Hal senada dikatakan peneliti Pukat UGM lain, Zaenur Rohman. Menurutnya, hak angket yang diketok DPR dalam paripurna terhadap KPK hanya sekedar untuk membuka keterangan Miryam merupakan serangan balik kepada KPK. "Hak angket ini merupakan serangan balik kepada KPK," katanya.
Ia menekankan, DPR dalam persoalan ini sebenarnya cukup mengikuti proses hukum di pengadilan dalam kasus e-KTP. "Satu-satunya forum untuk mengetahui informasi terkait kasus korupsi e-KTP adalah peradilan karena tidak ada dasar hukumnya KPK menggunakan hak angket terhadap KPK," ujarnya.

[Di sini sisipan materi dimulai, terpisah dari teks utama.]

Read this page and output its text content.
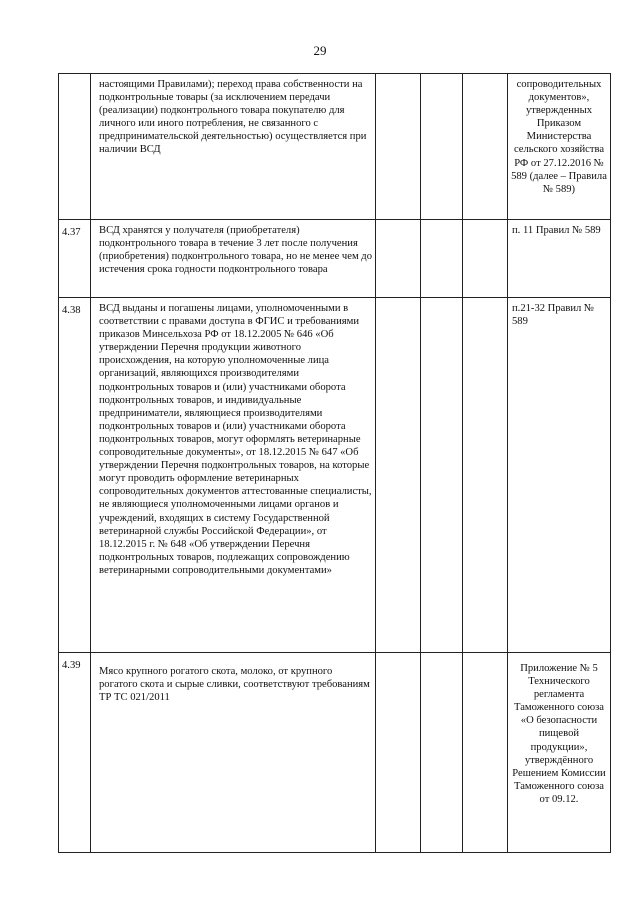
29

	настоящими Правилами); переход права собственности на подконтрольные товары (за исключением передачи (реализации) подконтрольного товара покупателю для личного или иного потребления, не связанного с предпринимательской деятельностью) осуществляется при наличии ВСД				сопроводительных документов», утвержденных Приказом Министерства сельского хозяйства РФ от 27.12.2016 № 589 (далее – Правила № 589)

4.37	ВСД хранятся у получателя (приобретателя) подконтрольного товара в течение 3 лет после получения (приобретения) подконтрольного товара, но не менее чем до истечения срока годности подконтрольного товара				п. 11 Правил № 589

4.38	ВСД выданы и погашены лицами, уполномоченными в соответствии с правами доступа в ФГИС и требованиями приказов Минсельхоза РФ от 18.12.2005 № 646 «Об утверждении Перечня продукции животного происхождения, на которую уполномоченные лица организаций, являющихся производителями подконтрольных товаров и (или) участниками оборота подконтрольных товаров, и индивидуальные предприниматели, являющиеся производителями подконтрольных товаров и (или) участниками оборота подконтрольных товаров, могут оформлять ветеринарные сопроводительные документы», от 18.12.2015 № 647 «Об утверждении Перечня подконтрольных товаров, на которые могут проводить оформление ветеринарных сопроводительных документов аттестованные специалисты, не являющиеся уполномоченными лицами органов и учреждений, входящих в систему Государственной ветеринарной службы Российской Федерации», от 18.12.2015 г. № 648 «Об утверждении Перечня подконтрольных товаров, подлежащих сопровождению ветеринарными сопроводительными документами»				п.21-32 Правил № 589

4.39	Мясо крупного рогатого скота, молоко, от крупного рогатого скота и сырые сливки, соответствуют требованиям ТР ТС 021/2011				Приложение № 5 Технического регламента Таможенного союза «О безопасности пищевой продукции», утверждённого Решением Комиссии Таможенного союза от 09.12.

Zaenur mengingatkan jika DPR tetap bersikeras nekat membuka informasi yang bersifat pro justicia maka lembaga wakil rakyat itu yang melanggar hukum.
"Forum resmi untuk membuka informasi pro justicia termasuk keterangan Miryam hanya di pengadilan dan itu juga terbuka untuk umum," tuturnya.